Additional material and links.

  • Perona’s and Dickinson’s software for automated fly behaviour is found at this address and described in this paper.
  • Another software, again from Perona, is described here.
  • A software for ant tracking can be found here, and here are some samples of how it performs.
  • A sample of my flies moving in a vial (~15 minutes video at VGA resolution) can be found here
  • Other sample movies from the ctrax project can be found here and here

Funding.

This project is funded by a Royal Society research grant.

Ethanol and sleep

Background
Ethanol is an evolutionary conserved neuromodulating agent, effective in mammals as it is in invertebrates. The fruitfly Drosophila melanogaster responds to ethanol with all the stereotypical signs that are also observed in humans: including euphoria, sedation, habituation and addiction (for a review see 1). Genetic predisposition in humans is accounted to be responsible for about 50% of the risk of developing addiction to ethanol, a major medical and social problem in modern society. For all these reasons, Drosophila has successfully been used in the past decades to investigate the genetic and molecular components of ethanol effects in the brain.

Hypothesis Student will Investigate
The student will investigate how ethanol affects the sleep / wake cycle of Drosophila and, conversely, how the sleep / wake cycle affects the behavioural and molecular responses to ethanol. Some questions that the student will address are: is the sedation induced by high concentrations of ethanol similar to sleep, with all the restorative effects associated to it? What are the effects on the sleep / wake cycle of chronic consumption of ethanol? In flies, Response to ethanol has been shown to be under partial control of the genes regulating the circadian clock and regulating synaptic output in the brain[2], and the same is true for sleep[3]: what is the biological relevance of this observation.

Effects of ethanol on Drosophila locomotion (a) Representation of the locomotor velocity of wild-type flies during an exposure to a moderate dose of ethanol (ethanol exposure period is shown by the grey horizontal bar). (b) Computer-generated traces of the locomotor behavior of a group of 20 flies before and during exposure to ethanol vapor. Each panel corresponds to a 10-s time period recorded at the times indicated in (a). Reproduced from (1)

Techniques Student will Use
The student will perform behavioural experiments to investigate the physiological responses to ethanol sub ministration: this will include assaying sleep, anesthesia, sedation, motility as well as learning and memory by mean of Drosophila learning paradigms.
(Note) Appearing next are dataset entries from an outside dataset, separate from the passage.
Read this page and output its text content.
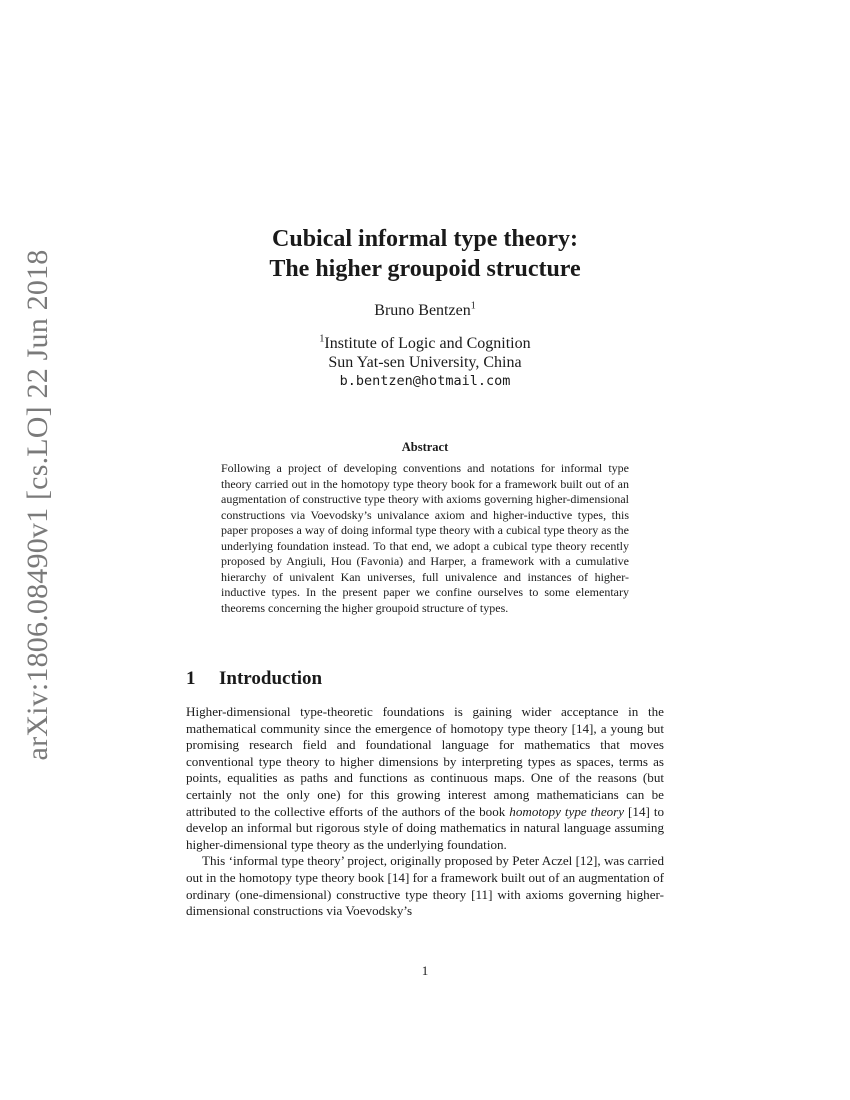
arXiv:1806.08490v1 [cs.LO] 22 Jun 2018
Cubical informal type theory:
The higher groupoid structure
Bruno Bentzen$^1$
$^1$Institute of Logic and Cognition
Sun Yat-sen University, China
b.bentzen@hotmail.com
Abstract
Following a project of developing conventions and notations for informal type theory carried out in the homotopy type theory book for a framework built out of an augmentation of constructive type theory with axioms governing higher-dimensional constructions via Voevodsky’s univalance axiom and higher-inductive types, this paper proposes a way of doing informal type theory with a cubical type theory as the underlying foundation instead. To that end, we adopt a cubical type theory recently proposed by Angiuli, Hou (Favonia) and Harper, a framework with a cumulative hierarchy of univalent Kan universes, full univalence and instances of higher-inductive types. In the present paper we confine ourselves to some elementary theorems concerning the higher groupoid structure of types.
1 Introduction

Higher-dimensional type-theoretic foundations is gaining wider acceptance in the mathematical community since the emergence of homotopy type theory [14], a young but promising research field and foundational language for mathematics that moves conventional type theory to higher dimensions by interpreting types as spaces, terms as points, equalities as paths and functions as continuous maps. One of the reasons (but certainly not the only one) for this growing interest among mathematicians can be attributed to the collective efforts of the authors of the book homotopy type theory [14] to develop an informal but rigorous style of doing mathematics in natural language assuming higher-dimensional type theory as the underlying foundation.

This ‘informal type theory’ project, originally proposed by Peter Aczel [12], was carried out in the homotopy type theory book [14] for a framework built out of an augmentation of ordinary (one-dimensional) constructive type theory [11] with axioms governing higher-dimensional constructions via Voevodsky’s

1
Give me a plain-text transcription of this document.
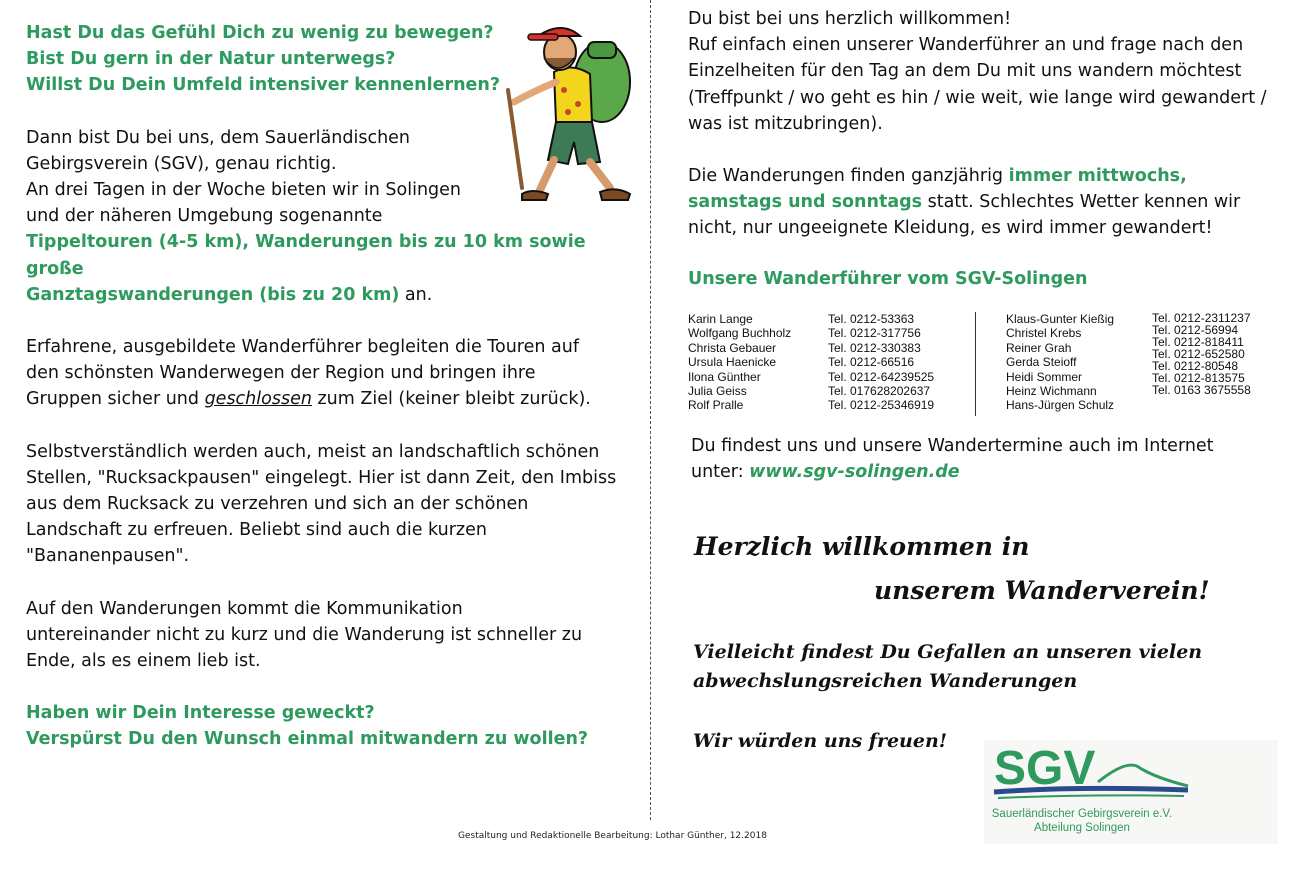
Hast Du das Gefühl Dich zu wenig zu bewegen?
Bist Du gern in der Natur unterwegs?
Willst Du Dein Umfeld intensiver kennenlernen?

Dann bist Du bei uns, dem Sauerländischen
Gebirgsverein (SGV), genau richtig.
An drei Tagen in der Woche bieten wir in Solingen
und der näheren Umgebung sogenannte
Tippeltouren (4-5 km), Wanderungen bis zu 10 km sowie große
Ganztagswanderungen (bis zu 20 km) an.

Erfahrene, ausgebildete Wanderführer begleiten die Touren auf den schönsten Wanderwegen der Region und bringen ihre Gruppen sicher und geschlossen zum Ziel (keiner bleibt zurück).

Selbstverständlich werden auch, meist an landschaftlich schönen Stellen, "Rucksackpausen" eingelegt. Hier ist dann Zeit, den Imbiss aus dem Rucksack zu verzehren und sich an der schönen Landschaft zu erfreuen. Beliebt sind auch die kurzen "Bananenpausen".

Auf den Wanderungen kommt die Kommunikation untereinander nicht zu kurz und die Wanderung ist schneller zu Ende, als es einem lieb ist.

Haben wir Dein Interesse geweckt?
Verspürst Du den Wunsch einmal mitwandern zu wollen?

Du bist bei uns herzlich willkommen!
Ruf einfach einen unserer Wanderführer an und frage nach den Einzelheiten für den Tag an dem Du mit uns wandern möchtest (Treffpunkt / wo geht es hin / wie weit, wie lange wird gewandert / was ist mitzubringen).

Die Wanderungen finden ganzjährig immer mittwochs, samstags und sonntags statt. Schlechtes Wetter kennen wir nicht, nur ungeeignete Kleidung, es wird immer gewandert!

Unsere Wanderführer vom SGV-Solingen

Karin Lange
Wolfgang Buchholz
Christa Gebauer
Ursula Haenicke
Ilona Günther
Julia Geiss
Rolf Pralle
Tel. 0212-53363
Tel. 0212-317756
Tel. 0212-330383
Tel. 0212-66516
Tel. 0212-64239525
Tel. 017628202637
Tel. 0212-25346919
Klaus-Gunter Kießig
Christel Krebs
Reiner Grah
Gerda Steioff
Heidi Sommer
Heinz Wichmann
Hans-Jürgen Schulz
Tel. 0212-2311237
Tel. 0212-56994
Tel. 0212-818411
Tel. 0212-652580
Tel. 0212-80548
Tel. 0212-813575
Tel. 0163 3675558
Du findest uns und unsere Wandertermine auch im Internet
unter: www.sgv-solingen.de
Herzlich willkommen in
unserem Wanderverein!
Vielleicht findest Du Gefallen an unseren vielen
abwechslungsreichen Wanderungen
Wir würden uns freuen!
SGV
Sauerländischer Gebirgsverein e.V.
Abteilung Solingen
Gestaltung und Redaktionelle Bearbeitung: Lothar Günther, 12.2018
The student will also perform anatomical dissections and molecular analysis exploring how gene expression changes in the brain upon ethanol administration.

References and recommended readings

  1. Drugs, flies and videotape: the effects of ethanol and cocaine on Drosophila locomotion.
    Curr Opin Neurobiol. 2002 Dec;12(6):639-45. (pdf)
  2. arouser reveals a role for synapse number in the regulation of ethanol sensitivity.
    Neuron. 2011 Jun 9;70(5):979-90. (pdf)
  3. Widespread changes in synaptic markers as a function of sleep and wakefulness in Drosophila.